No Rio, também em conversa com o repórter, no dia seguinte à sua apresentação no Rock in Rio, Jared Leto, que faz o misterioso Niander Wallace, disse que foi como realizar um sonho. “Sempre gostei de Blade Runner. E agora faço parte dessa história.” Há grande expectativa pelo resultado financeiro do filme. Há 30 e tantos anos – 36 -, o Blade Runner de Scott fracassou na bilheteria. Mas virou cult – o reconhecimento de público só começou a vir quando estreou a versão do diretor, com cenas adicionais. Desde a época, a dúvida persiste – Deckard, o blade runner, caçador de androides, é, ele próprio, um replicante? A questão agora é outra – K/Ryan Gosling, o novo blade runner, é humano? Novas questões realimentam – reinventam? – o mistério. Blade Runner! Villeneuve conseguiu.
Trilha de Blade Runner é tão visionária quanto todo o longa
O músico grego Vangelis, que hoje tem 74 anos, já era uma ícone quando 1982 chegou trazendo o convite para que ele desse vida sonora a Blade Runner. Um ano antes, Vangelis havia feito a trilha das trilhas para Carruagens de Fogo, vencendo com ela o Oscar de 1981. Blade Runner o desafiava agora em outras frentes, muito mais alinhado à estética de suas aventuras à frente da banda de rock progressivo chamada Aphrodites Child, formada na Paris de 1968, quando ele deixou a Grécia e morou por lá, do que com os estudos de música clássica da juventude.
Vangelis parece ter analisado o filme compulsivamente até criar temas impressionantemente ligados ao tempo em que tudo acontece.
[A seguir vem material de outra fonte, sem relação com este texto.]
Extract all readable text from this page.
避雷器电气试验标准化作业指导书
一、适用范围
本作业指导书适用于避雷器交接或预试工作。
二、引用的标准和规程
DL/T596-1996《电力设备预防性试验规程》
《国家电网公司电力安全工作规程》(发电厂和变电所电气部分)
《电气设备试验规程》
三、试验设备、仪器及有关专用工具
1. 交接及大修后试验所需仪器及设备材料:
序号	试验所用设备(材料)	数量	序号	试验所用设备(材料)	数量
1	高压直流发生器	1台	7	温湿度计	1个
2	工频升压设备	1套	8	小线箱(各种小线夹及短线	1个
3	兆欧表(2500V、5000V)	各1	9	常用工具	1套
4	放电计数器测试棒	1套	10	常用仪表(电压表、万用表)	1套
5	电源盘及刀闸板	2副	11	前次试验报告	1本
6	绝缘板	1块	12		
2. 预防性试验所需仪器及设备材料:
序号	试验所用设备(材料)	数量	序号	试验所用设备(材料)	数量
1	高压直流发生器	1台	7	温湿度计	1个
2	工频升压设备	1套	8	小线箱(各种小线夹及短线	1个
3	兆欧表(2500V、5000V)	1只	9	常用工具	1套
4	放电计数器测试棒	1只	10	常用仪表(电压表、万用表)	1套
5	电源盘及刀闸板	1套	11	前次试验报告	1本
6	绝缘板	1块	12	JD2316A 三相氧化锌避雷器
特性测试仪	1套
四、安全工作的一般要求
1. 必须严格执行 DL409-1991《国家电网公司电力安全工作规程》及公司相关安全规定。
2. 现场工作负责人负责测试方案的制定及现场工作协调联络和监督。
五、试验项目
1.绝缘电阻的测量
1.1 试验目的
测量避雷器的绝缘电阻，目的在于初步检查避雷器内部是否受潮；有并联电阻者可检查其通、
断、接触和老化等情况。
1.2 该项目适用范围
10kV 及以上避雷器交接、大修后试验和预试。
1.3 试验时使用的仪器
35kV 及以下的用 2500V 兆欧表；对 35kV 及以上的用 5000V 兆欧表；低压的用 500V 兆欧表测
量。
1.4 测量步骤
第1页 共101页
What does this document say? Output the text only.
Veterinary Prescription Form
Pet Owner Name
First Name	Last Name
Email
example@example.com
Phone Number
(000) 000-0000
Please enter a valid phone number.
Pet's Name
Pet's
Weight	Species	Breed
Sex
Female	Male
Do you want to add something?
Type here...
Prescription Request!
Não seria demais dizer que outra trilha menos cuidadosa não teria colocado o longa de Ridley Scott no mesmo patamar.
Reveja a cena de Main Titles, por exemplo. Vangelis não cria o fundo para a cena em que o personagem de Harrison Ford analise a foto de um replicante depois de acessar um computador. Ele a complementa. Seus sons “acontecem” como as imagens. É tudo muito casado.
O que fica de mais pop da trilha, indiscutivelmente, é Love Theme, uma composição para saxofone e os sintetizadores visionários de Vangelis. A paixão tecnicamente impossível entre um caçador de androide, Rick Deckard (Ford), e uma replicante ganha uma melodia redentora, profunda e ao mesmo tempo sombria, como todo o filme se apresenta. A história musical de Blade Runner fez tanto sucesso que um segundo lançamento mais caprichado veio em 1994, e, treze anos depois, em 2007, a compilação mais completa de todas.